Both factories are scheduled to start producing in about two years, as GM rolls the dice on whether Americans will be willing to convert from internal combustion engines to battery power.

The announcement is a critical win for Michigan, which lost out on Ford Motor Co.'s $11 billion investment in three battery plants and a new vehicle assembly plant that went to Kentucky and Tennessee.

GM President Mark Reuss said it made sense for GM to locate the battery factory near its large manufacturing footprint in Michigan. The company's ability to quickly convert existing factories such as Orion to build solely electric vehicles is a competitive advantage over companies that need to costly build brand new plants, he said.

"We're going to take advantage of that from an assembly plant standpoint, and then we're going to put the new cell plants in the proximity to supply that footprint," Reuss said.

GM says it will build four battery cell factories in North America. The Lansing announcement is its third, but Reuss said more may be needed as the transition to electric vehicles continues. The location of the fourth plant has not been announced.

"We've said four for now, but the adoption rate is rapid," Reuss said. The other battery plants are being built in Lordstown, Ohio, and Spring Hill, Tennessee.

In Michigan, officials realized the critical nature of winning the GM investment after Ford's announcement last year.

"The shift to electrification is truly revolutionary, and investment decisions being made now will have positive or detrimental impacts on regions for decades to come. The important of securing this investment to both the local and broader state economy cannot be overstated," state economic development officials wrote in a memo requesting the incentives. They are separate from locally approved incentives, including a special power rate for the battery plant and tax abatements.

GM and Ultium, they said, considered multiple states for the new battery factory.

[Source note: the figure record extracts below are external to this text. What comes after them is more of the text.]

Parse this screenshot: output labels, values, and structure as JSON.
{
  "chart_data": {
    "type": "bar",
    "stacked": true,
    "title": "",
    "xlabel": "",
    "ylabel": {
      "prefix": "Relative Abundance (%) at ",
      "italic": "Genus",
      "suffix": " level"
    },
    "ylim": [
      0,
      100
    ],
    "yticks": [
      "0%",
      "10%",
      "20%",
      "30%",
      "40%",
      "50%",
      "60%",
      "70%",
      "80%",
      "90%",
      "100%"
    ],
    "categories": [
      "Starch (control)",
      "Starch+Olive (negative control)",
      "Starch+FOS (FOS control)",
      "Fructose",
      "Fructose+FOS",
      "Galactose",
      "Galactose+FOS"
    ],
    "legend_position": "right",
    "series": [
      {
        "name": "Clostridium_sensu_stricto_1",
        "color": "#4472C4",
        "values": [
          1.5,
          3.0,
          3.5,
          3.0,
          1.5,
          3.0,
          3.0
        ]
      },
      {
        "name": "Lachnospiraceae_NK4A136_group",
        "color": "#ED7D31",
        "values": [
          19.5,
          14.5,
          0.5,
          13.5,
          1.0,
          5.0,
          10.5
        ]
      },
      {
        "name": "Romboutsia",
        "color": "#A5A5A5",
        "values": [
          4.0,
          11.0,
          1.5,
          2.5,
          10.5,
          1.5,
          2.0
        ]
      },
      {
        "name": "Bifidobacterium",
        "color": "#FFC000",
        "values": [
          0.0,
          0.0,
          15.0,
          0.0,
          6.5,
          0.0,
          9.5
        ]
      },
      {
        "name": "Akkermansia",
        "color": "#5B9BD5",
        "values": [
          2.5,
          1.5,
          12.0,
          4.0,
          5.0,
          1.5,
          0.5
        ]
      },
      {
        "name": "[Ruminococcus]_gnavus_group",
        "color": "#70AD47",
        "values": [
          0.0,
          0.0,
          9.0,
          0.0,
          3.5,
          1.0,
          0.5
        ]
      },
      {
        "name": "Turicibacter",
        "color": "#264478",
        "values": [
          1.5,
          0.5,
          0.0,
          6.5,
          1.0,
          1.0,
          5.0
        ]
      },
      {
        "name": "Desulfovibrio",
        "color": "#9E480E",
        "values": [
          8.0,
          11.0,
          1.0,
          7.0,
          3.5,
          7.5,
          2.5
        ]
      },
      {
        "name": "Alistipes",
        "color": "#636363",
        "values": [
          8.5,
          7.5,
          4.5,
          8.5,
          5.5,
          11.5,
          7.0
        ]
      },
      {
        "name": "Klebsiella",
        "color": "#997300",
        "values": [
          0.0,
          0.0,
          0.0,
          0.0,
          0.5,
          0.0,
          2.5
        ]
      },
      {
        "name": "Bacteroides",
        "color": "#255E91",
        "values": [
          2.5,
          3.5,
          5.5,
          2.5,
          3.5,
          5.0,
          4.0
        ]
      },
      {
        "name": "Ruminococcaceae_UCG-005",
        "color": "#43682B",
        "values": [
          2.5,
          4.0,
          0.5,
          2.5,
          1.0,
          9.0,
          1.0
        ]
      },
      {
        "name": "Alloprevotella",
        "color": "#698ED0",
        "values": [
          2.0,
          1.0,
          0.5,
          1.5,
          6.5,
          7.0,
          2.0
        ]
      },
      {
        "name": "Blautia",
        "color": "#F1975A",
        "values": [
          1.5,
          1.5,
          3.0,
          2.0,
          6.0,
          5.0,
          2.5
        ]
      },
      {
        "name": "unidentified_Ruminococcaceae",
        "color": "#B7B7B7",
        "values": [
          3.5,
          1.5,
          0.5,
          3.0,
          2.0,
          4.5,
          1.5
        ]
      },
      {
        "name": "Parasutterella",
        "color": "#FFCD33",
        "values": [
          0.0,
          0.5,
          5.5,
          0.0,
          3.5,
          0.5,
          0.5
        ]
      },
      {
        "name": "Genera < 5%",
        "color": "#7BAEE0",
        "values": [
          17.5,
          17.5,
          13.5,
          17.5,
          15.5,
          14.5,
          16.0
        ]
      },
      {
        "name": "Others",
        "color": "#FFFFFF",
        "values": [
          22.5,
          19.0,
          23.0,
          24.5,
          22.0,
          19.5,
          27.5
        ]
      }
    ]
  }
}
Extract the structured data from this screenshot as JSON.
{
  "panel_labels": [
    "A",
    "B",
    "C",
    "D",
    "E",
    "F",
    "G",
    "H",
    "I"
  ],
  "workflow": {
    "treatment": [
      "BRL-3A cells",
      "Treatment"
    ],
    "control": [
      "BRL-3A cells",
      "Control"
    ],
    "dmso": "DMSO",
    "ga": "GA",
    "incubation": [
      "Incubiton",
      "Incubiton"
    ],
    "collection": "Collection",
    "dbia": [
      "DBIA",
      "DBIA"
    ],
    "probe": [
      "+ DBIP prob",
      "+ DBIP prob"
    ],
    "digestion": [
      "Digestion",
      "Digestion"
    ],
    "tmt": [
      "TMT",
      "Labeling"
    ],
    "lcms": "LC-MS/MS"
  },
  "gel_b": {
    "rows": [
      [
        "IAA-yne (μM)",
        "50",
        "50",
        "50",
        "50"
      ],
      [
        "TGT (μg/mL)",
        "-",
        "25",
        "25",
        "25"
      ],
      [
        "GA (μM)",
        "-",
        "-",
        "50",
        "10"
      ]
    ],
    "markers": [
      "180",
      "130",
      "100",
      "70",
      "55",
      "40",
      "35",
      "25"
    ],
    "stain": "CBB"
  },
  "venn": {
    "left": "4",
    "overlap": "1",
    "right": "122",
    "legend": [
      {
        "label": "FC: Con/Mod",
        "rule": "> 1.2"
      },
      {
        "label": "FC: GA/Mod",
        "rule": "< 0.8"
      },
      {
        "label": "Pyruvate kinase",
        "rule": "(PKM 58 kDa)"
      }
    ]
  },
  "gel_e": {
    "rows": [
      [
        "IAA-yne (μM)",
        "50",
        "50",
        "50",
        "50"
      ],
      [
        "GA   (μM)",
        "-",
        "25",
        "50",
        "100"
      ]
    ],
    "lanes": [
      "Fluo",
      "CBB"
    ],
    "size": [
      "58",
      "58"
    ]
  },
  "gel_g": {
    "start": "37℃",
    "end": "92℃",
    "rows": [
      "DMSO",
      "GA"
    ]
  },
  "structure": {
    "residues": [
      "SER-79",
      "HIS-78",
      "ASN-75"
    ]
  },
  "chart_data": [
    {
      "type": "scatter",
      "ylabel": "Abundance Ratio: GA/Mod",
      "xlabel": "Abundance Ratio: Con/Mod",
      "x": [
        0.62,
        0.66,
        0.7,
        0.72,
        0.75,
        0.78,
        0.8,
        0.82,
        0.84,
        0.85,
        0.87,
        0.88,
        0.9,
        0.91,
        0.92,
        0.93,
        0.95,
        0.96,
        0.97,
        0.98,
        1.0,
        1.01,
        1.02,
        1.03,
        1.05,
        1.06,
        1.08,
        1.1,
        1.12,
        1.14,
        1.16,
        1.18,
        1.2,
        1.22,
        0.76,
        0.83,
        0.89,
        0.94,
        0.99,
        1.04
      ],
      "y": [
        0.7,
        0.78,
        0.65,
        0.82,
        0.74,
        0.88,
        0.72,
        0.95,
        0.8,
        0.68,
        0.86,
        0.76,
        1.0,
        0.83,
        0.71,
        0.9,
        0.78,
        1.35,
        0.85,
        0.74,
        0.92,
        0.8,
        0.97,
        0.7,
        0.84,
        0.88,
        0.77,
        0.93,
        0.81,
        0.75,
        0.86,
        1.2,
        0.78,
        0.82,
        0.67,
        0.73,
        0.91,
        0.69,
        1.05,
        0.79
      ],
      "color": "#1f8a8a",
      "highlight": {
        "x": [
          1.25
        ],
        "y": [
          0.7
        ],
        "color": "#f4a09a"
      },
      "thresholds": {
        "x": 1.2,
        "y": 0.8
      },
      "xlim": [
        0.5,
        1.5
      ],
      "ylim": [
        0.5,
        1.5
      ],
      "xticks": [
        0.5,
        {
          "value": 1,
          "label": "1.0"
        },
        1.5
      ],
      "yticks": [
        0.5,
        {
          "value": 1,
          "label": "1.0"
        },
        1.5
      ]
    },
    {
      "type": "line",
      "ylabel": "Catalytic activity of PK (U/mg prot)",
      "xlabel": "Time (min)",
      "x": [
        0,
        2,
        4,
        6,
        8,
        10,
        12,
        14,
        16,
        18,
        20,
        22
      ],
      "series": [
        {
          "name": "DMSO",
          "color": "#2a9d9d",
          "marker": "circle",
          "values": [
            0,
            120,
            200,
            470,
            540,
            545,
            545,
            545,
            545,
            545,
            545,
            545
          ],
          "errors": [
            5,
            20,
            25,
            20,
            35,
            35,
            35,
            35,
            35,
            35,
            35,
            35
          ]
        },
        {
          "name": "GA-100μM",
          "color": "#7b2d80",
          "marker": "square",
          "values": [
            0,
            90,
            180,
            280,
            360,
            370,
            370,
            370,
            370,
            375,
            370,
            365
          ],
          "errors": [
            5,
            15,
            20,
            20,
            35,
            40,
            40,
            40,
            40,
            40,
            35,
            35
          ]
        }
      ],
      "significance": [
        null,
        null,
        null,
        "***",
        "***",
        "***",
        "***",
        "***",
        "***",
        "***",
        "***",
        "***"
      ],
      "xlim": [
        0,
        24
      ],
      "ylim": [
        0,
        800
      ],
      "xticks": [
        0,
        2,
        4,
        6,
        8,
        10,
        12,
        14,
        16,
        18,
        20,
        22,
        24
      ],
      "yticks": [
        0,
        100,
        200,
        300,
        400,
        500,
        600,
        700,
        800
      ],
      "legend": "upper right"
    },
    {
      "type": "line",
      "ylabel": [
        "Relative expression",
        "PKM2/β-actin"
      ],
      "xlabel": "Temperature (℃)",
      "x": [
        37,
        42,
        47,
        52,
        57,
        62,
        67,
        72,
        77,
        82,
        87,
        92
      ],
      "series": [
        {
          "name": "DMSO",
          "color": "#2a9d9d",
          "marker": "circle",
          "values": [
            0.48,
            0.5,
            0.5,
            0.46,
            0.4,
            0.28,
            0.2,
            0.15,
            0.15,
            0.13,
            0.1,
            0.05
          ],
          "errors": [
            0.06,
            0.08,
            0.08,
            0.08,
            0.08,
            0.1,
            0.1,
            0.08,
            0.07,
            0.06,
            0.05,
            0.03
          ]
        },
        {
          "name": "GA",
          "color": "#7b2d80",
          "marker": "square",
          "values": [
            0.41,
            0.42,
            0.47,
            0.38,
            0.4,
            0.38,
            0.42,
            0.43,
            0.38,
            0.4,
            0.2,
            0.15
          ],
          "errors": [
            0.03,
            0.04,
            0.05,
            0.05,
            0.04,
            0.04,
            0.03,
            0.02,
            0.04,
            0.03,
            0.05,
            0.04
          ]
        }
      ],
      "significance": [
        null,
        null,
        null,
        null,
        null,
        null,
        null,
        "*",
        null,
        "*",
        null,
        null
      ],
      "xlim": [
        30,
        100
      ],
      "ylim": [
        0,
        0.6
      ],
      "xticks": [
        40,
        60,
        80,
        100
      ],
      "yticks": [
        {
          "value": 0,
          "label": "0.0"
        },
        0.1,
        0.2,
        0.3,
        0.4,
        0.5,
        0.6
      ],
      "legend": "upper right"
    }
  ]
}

GM CEO Mary Barra plans to announce the Michigan spending at a morning news conference near the Capitol with Gov. Gretchen Whitmer, state lawmakers and others.

The development came months after Michigan missed out on three Ford Motor Co. battery factories and an electric vehicle assembly plant that were placed in Kentucky and Tennessee. The governor and the Legislature recently set aside $1 billion to land major business projects, two-thirds of which is for the GM facilities.

GM has set a goal of selling only electric passenger vehicles by 2035.